There are a large number of processes for hydrocracking petroleum hydrocarbon feedstocks and numerous catalysts that are used in these processes. Many of these processes comprise two stages, a feed preparation stage and a hydrocracking stage, the two stages operating with different catalysts. The first stage, in general, contains a hydrodenitrogenation/hydrodesulfurization catalyst which also may include a hydrocracking function for mild hydrocracking and the second stage contains a hydrocracking catalyst. Product from the first stage may be treated to remove ammonia and hydrogen sulfide gases prior to being passed to the second stage, or product may be passed directly to the second stage. In this two stage operation, the hydrocracking stage is frequently referred to as a second stage hydrocracker.
Multiple beds in a hydrocracker have been disclosed in U.S. Pat. Nos. 4,797,195; 4,797,196 and 4,834,865. The latter patent also discloses the use of two different sizes of catalyst in a hydrocracker.

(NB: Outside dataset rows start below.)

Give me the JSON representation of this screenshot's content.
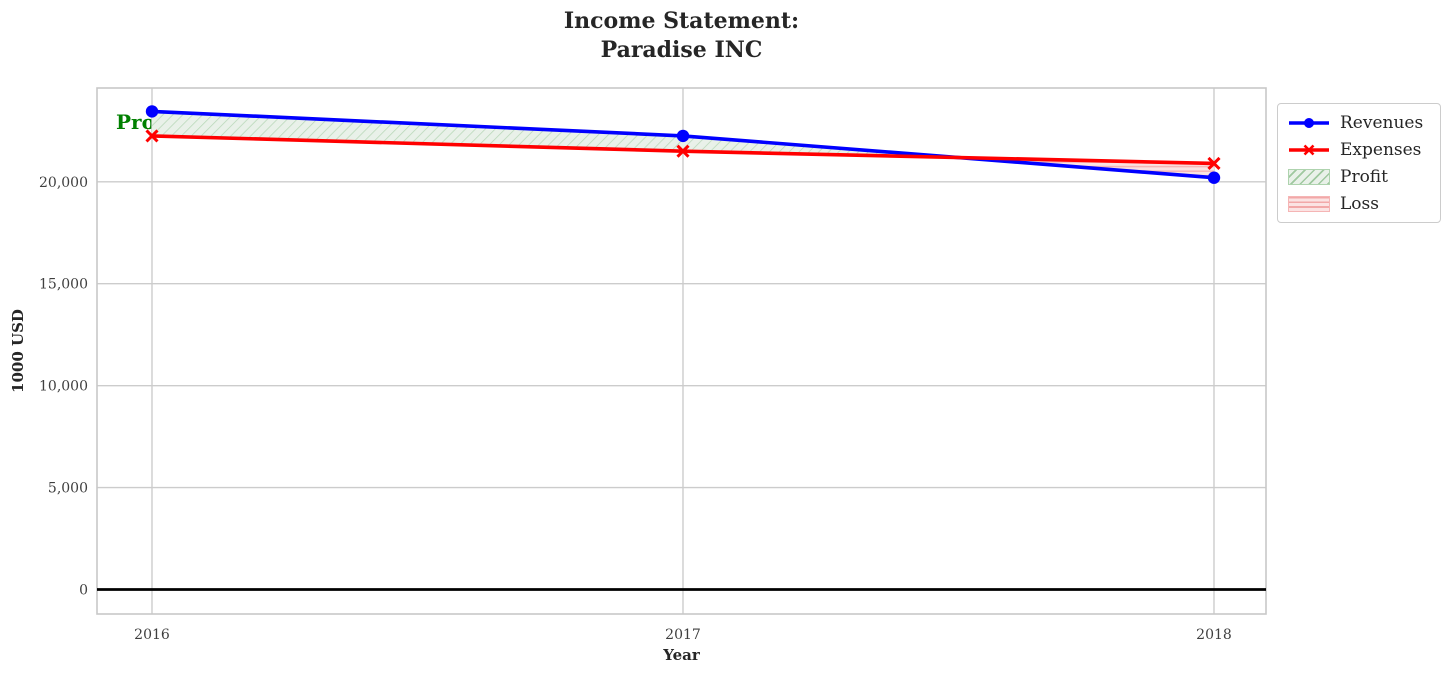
{
  "figure": {
    "title_line1": "Income Statement:",
    "title_line2": "Paradise INC"
  },
  "axes": {
    "xlabel": "Year",
    "ylabel": "1000 USD"
  },
  "annotation": {
    "label": "Profit",
    "color": "#008000"
  },
  "legend": {
    "items": [
      {
        "label": "Revenues",
        "swatch": "blue-line-circle-marker"
      },
      {
        "label": "Expenses",
        "swatch": "red-line-x-marker"
      },
      {
        "label": "Profit",
        "swatch": "green-diagonal-hatch-patch"
      },
      {
        "label": "Loss",
        "swatch": "pink-horizontal-hatch-patch"
      }
    ]
  },
  "chart_data": {
    "type": "line",
    "title": "Income Statement: Paradise INC",
    "xlabel": "Year",
    "ylabel": "1000 USD",
    "x": [
      2016,
      2017,
      2018
    ],
    "xtick_labels": [
      "2016",
      "2017",
      "2018"
    ],
    "series": [
      {
        "name": "Revenues",
        "color": "#0000ff",
        "marker": "circle",
        "values": [
          23450,
          22250,
          20200
        ]
      },
      {
        "name": "Expenses",
        "color": "#ff0000",
        "marker": "x",
        "values": [
          22250,
          21500,
          20900
        ]
      }
    ],
    "fills": [
      {
        "name": "Profit",
        "condition": "revenues >= expenses",
        "facecolor": "#e9f1e9",
        "hatch": "diagonal",
        "hatch_color": "#b7d7b7"
      },
      {
        "name": "Loss",
        "condition": "expenses >= revenues",
        "facecolor": "#fbe3e3",
        "hatch": "horizontal",
        "hatch_color": "#f5b5b5"
      }
    ],
    "annotations": [
      {
        "text": "Profit",
        "near_x": 2016,
        "near_y": 22600,
        "color": "#008000"
      }
    ],
    "yticks": [
      0,
      5000,
      10000,
      15000,
      20000
    ],
    "ytick_labels": [
      "0",
      "5,000",
      "10,000",
      "15,000",
      "20,000"
    ],
    "ylim": [
      -1200,
      24600
    ],
    "grid": true,
    "zero_line": 0,
    "legend_position": "outside upper right",
    "legend_entries": [
      "Revenues",
      "Expenses",
      "Profit",
      "Loss"
    ],
    "colors": {
      "revenues": "#0000ff",
      "expenses": "#ff0000",
      "grid": "#cccccc",
      "plot_border": "#c8c8c8",
      "zero_line": "#000000",
      "profit_text": "#008000"
    }
  }
}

Hydrocracking catalysts generally comprise a hydrogenation component on an acidic cracking support. More specifically, hydrocracking catalysts comprise one or more hydrogenation components selected from the group consisting of Group VIB metals and Group VIII metals of the Periodic Table of the Elements, their oxides or sulfides. The prior art has also taught that these hydrocracking catalysts preferably contain an acidic support comprising a large pore crystalline molecular sieve, particularly an aluminosilicate. These molecular sieves are generally suspended in a refractory inorganic oxide binder such as silica, alumina, or silica-alumina. The oxides such as silica, silica-alumina and alumina have also been used alone as the support for the hydrogenating metals for certain specific operations.
Regarding the hydrogenation component, the preferred Group VIB metals are tungsten and molybdenum and the preferred Group VIII metals are nickel and cobalt. The prior art has also taught that combinations of metals for the hydrogenation component in the order of preference are: Ni-W, Ni-Mo, Co-Mo and Co-W. Other hydrogenation components broadly taught by the prior art include iron, ruthenium, rhodium, palladium, osmium, iridium and platinum. Among these latter components, platinum and/or palladium are particularly preferred with palladium being most preferred.

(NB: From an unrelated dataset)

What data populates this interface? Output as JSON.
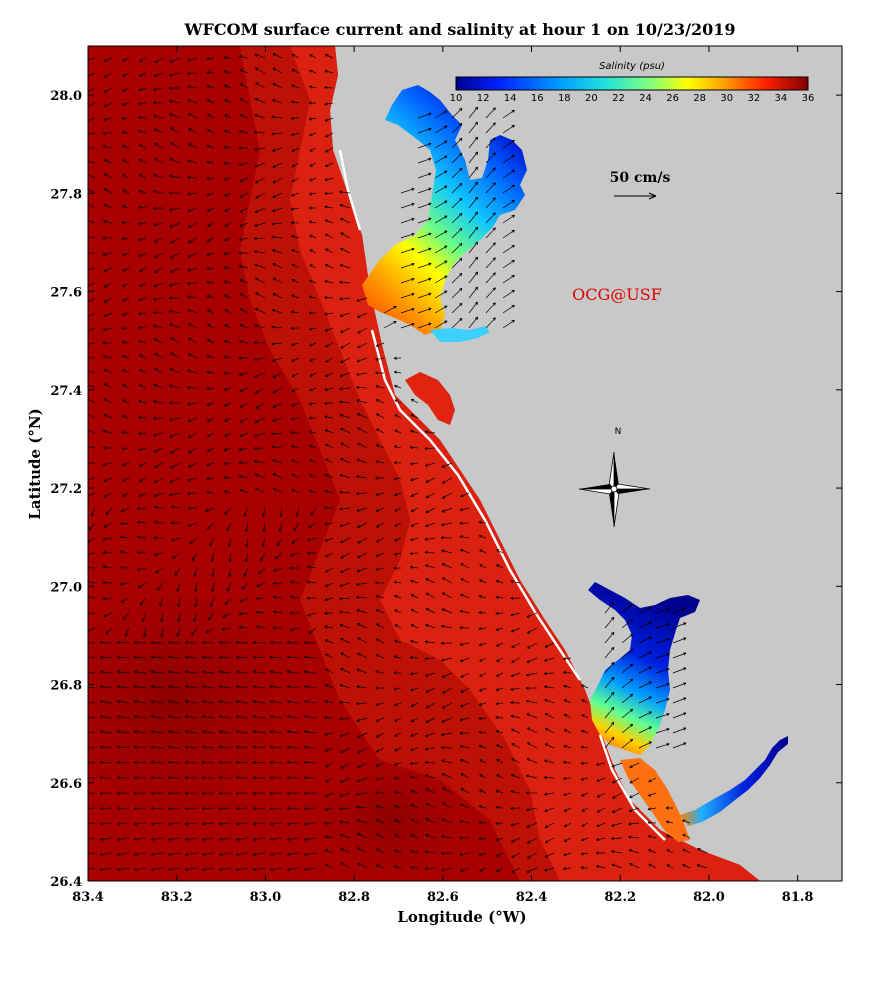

Hydrocracking is a general term which is applied to petroleum refining processes wherein hydrocarbon feedstocks which have relatively high molecular weights are converted to lower molecular weight hydrocarbons at elevated temperature and pressure in the presence of a hydrocracking catalyst and a hydrogen-containing gas. Hydrogen is consumed in the cracking of the high molecular weight compounds to lower molecular weight compounds. Hydrogen will also be consumed in the conversion of any organic nitrogen and sulfur compound to ammonia and hydrogen sulfide as well as in the saturation of olefins and other unsaturated compounds. The hydrocracking reaction is exothermic and when substantially adiabatic reactors are used, as is usually the case, the temperature in the catalyst bed will rise progressively from the beginning to the end of the reactor. Excessive temperature in the reactor can present several problems. High temperatures can damage the catalyst, can result in the safe operating temperature of the reactor being exceeded or can cause the hydrocracking reaction to "run away", with disastrous results. This temperature rise problem can be solved by dividing the catalyst in the reactor into a series of beds with interstage cooling supplied between the beds by the injection of a cooled hydrogen-containing gas stream.
When the multiple bed configuration is used in a second stage hydrocracker, optimum use of the catalyst requires that each bed do a proportionate amount of the hydroconversion. For example in the common five bed second stage hydrocracker each bed should carry out about twenty percent of the hydroconversion, resulting in a temperature rise in each of the beds of about the same degree. It has been found, however, that in many cases the catalyst in the first bed is somehow inhibited such that its activity is less than that of the catalyst in the remaining beds. As a result, the first bed carries out less than its proportionate share of hydroconversion, thus resulting in a smaller temperature rise in the first bed than occurs in the remaining beds. Raising the temperature of the feed to the first bed can increase conversion, but can also require excessive cooling between the first and second bed which will result in an inefficient utilization of hydrogen. Further, if the physical configuration of the reactor limits the amount of hydrogen that can be injected between the beds or limits the temperature to which the top bed can be heated, then the top bed can not be operated at its full hydroconversion potential. It has been found that by modifying the catalyst in the first bed over that in the remaining beds pursuant to the teachings of the instant invention by providing it with higher hydrogenation metals content and smaller particle size, the conversion in the first bed can be raised to the level in the remaining beds, resulting in a more efficient operation.